# Slow release energy food HELP ME!!!!!!!!!!!!!!!!!!!!!



## Vickijay (19 March 2009)

Hi,
My TB is working very hard now and is a lazy bones! He eats pasture mix, balancer and some alfa a. Tried him on a few oats and hes being a silly head now!
I spoke to D&amp;H and they said he should eat staypower muesli. Has anyone fed that? Is there something simular or better? 
I need to give him more energy as im getting tired of kicking but would rather not get bucked off and have horse running round field like a idiot lol (ps that was on 1/4 scoop of oats per feed, 2 feeds a day!)
What do you recon??
Thanks x


----------



## Inchy (19 March 2009)

perhaps try a different cereal...one of mine is a nutter on oats but fine on barley.


----------



## _Acolyte_ (19 March 2009)

I'm currently feeding D&amp;H staypower cubes - seem to suit my TB at the moment, but then I have changed a lot about his diet so it may be the other factors!
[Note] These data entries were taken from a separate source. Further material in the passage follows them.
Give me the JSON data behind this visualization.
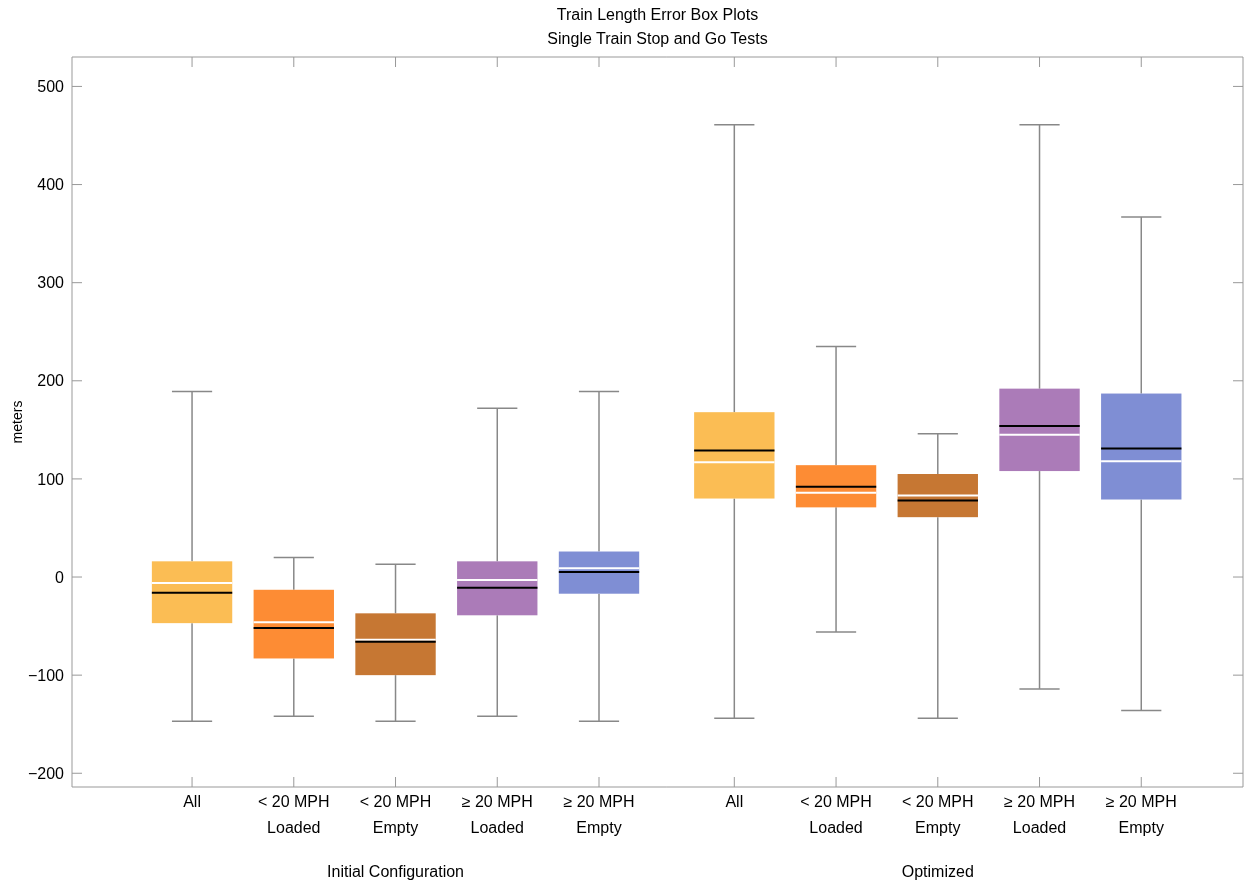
{
  "chart_data": [
    {
      "type": "box",
      "title": "Train Length Error Box Plots",
      "subtitle": "Single Train Stop and Go Tests",
      "ylabel": "meters",
      "xlabel": "Initial Configuration",
      "categories": [
        "All",
        "< 20 MPH\nLoaded",
        "< 20 MPH\nEmpty",
        "≥ 20 MPH\nLoaded",
        "≥ 20 MPH\nEmpty"
      ],
      "colors": [
        "#fbbd54",
        "#fd8c34",
        "#c67733",
        "#ab7bb8",
        "#7f8ed4"
      ],
      "boxes": [
        {
          "low": -147,
          "q1": -47,
          "median": -6,
          "q3": 16,
          "high": 189,
          "mean": -16
        },
        {
          "low": -142,
          "q1": -83,
          "median": -46,
          "q3": -13,
          "high": 20,
          "mean": -52
        },
        {
          "low": -147,
          "q1": -100,
          "median": -64,
          "q3": -37,
          "high": 13,
          "mean": -66
        },
        {
          "low": -142,
          "q1": -39,
          "median": -3,
          "q3": 16,
          "high": 172,
          "mean": -11
        },
        {
          "low": -147,
          "q1": -17,
          "median": 9,
          "q3": 26,
          "high": 189,
          "mean": 5
        }
      ],
      "ylim": [
        -214,
        530
      ],
      "yticks": [
        -200,
        -100,
        0,
        100,
        200,
        300,
        400,
        500
      ]
    },
    {
      "type": "box",
      "xlabel": "Optimized",
      "categories": [
        "All",
        "< 20 MPH\nLoaded",
        "< 20 MPH\nEmpty",
        "≥ 20 MPH\nLoaded",
        "≥ 20 MPH\nEmpty"
      ],
      "colors": [
        "#fbbd54",
        "#fd8c34",
        "#c67733",
        "#ab7bb8",
        "#7f8ed4"
      ],
      "boxes": [
        {
          "low": -144,
          "q1": 80,
          "median": 117,
          "q3": 168,
          "high": 461,
          "mean": 129
        },
        {
          "low": -56,
          "q1": 71,
          "median": 86,
          "q3": 114,
          "high": 235,
          "mean": 92
        },
        {
          "low": -144,
          "q1": 61,
          "median": 83,
          "q3": 105,
          "high": 146,
          "mean": 78
        },
        {
          "low": -114,
          "q1": 108,
          "median": 145,
          "q3": 192,
          "high": 461,
          "mean": 154
        },
        {
          "low": -136,
          "q1": 79,
          "median": 118,
          "q3": 187,
          "high": 367,
          "mean": 131
        }
      ],
      "ylim": [
        -214,
        530
      ],
      "yticks": [
        -200,
        -100,
        0,
        100,
        200,
        300,
        400,
        500
      ],
      "tick_labels": "x"
    }
  ]
}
I changed him from Alfa A Oil to Hi Fi Lite, from Baileys No 4 cubes to D&amp;H Staypower Cubes, and added NAF Magic to his diet.... oh and I changed his bit to a KK one....
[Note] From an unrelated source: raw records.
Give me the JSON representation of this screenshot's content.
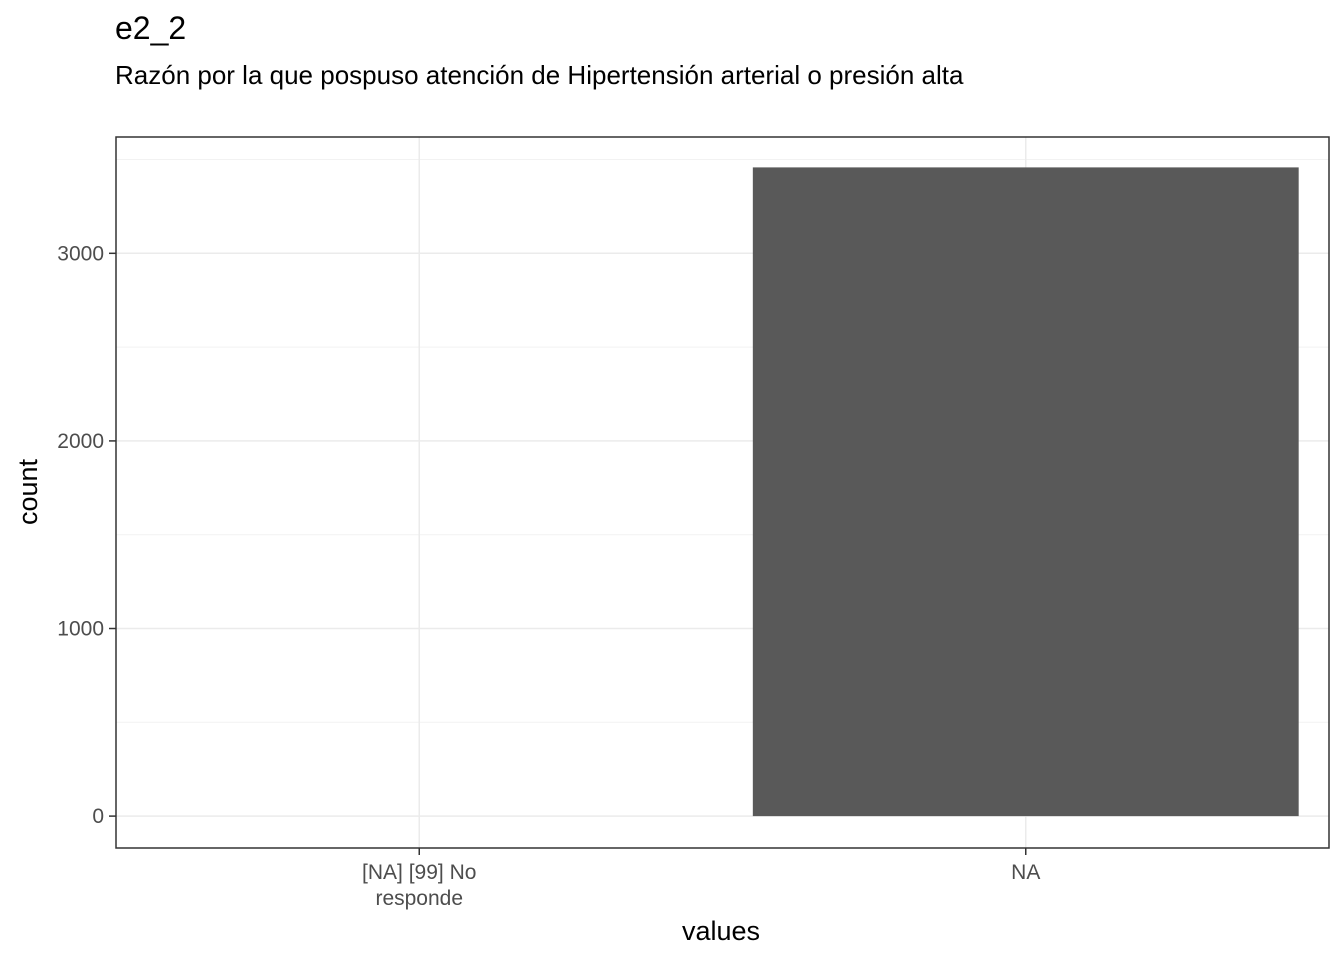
{
  "chart_data": {
    "type": "bar",
    "title": "e2_2",
    "subtitle": "Razón por la que pospuso atención de Hipertensión arterial o presión alta",
    "xlabel": "values",
    "ylabel": "count",
    "categories": [
      [
        "[NA] [99] No",
        "responde"
      ],
      [
        "NA"
      ]
    ],
    "values": [
      0,
      3458
    ],
    "ylim": [
      -170,
      3620
    ],
    "yticks": [
      0,
      1000,
      2000,
      3000
    ],
    "grid": true,
    "bar_color": "#595959"
  }
}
Some or all of those changes have resulted in him being a LOT less tense and a lot better behaved  
	
	
		
		
	


	




  I just have no idea which one(s) it is, but I am glad to have a good result  
	
	
		
		
	


	




  My TB could never ever be called lazy though


----------



## teddyt (19 March 2009)

Oats are lower in energy than barley and maize but it is released into the bloodstream quicker, hence more chance of fizziness. For energy without fizz you need to look for fibre and oil not cereal (starch) based feeds
Higher energy but slow release feeds include: Top spec cool condition cubes, unmollassed sugar beet, coolstance copra meal.


----------



## martlin (19 March 2009)

QR I find Spillers Response Slow release range better than D&amp;H Staypower.


----------



## Vickijay (19 March 2009)

Have you tried both? There is also Baileys no6 which seems to look pretty good.
too many to choose from!


----------



## martlin (19 March 2009)

Yep, I have tried both and now I am a Spillers devotee, but I suppose different things suit different horses... However, I have 7 of them and all have Spillers/chaff/oil in different quantities and they all are great on it, if I need some sparkle I add a bit of oats or barley.


----------



## indi4 (22 March 2009)

Spillers do a slow realse comp mix.  I find it works really well on sharpe horses as it gives them a bit more energy without making them silly.


----------



## toomanyhorses26 (22 March 2009)

Endurance mixes are good for that sparkle but not uncontrollable energy . Mine looked fab on a conditioning mix but no energy when ridden and was a little git on a proper competition mix but the nedurance seems to give the best of both worlds


----------



## henryhorn (22 March 2009)

We have good results with equijewel , it seems to give "oomph" without fizz..


----------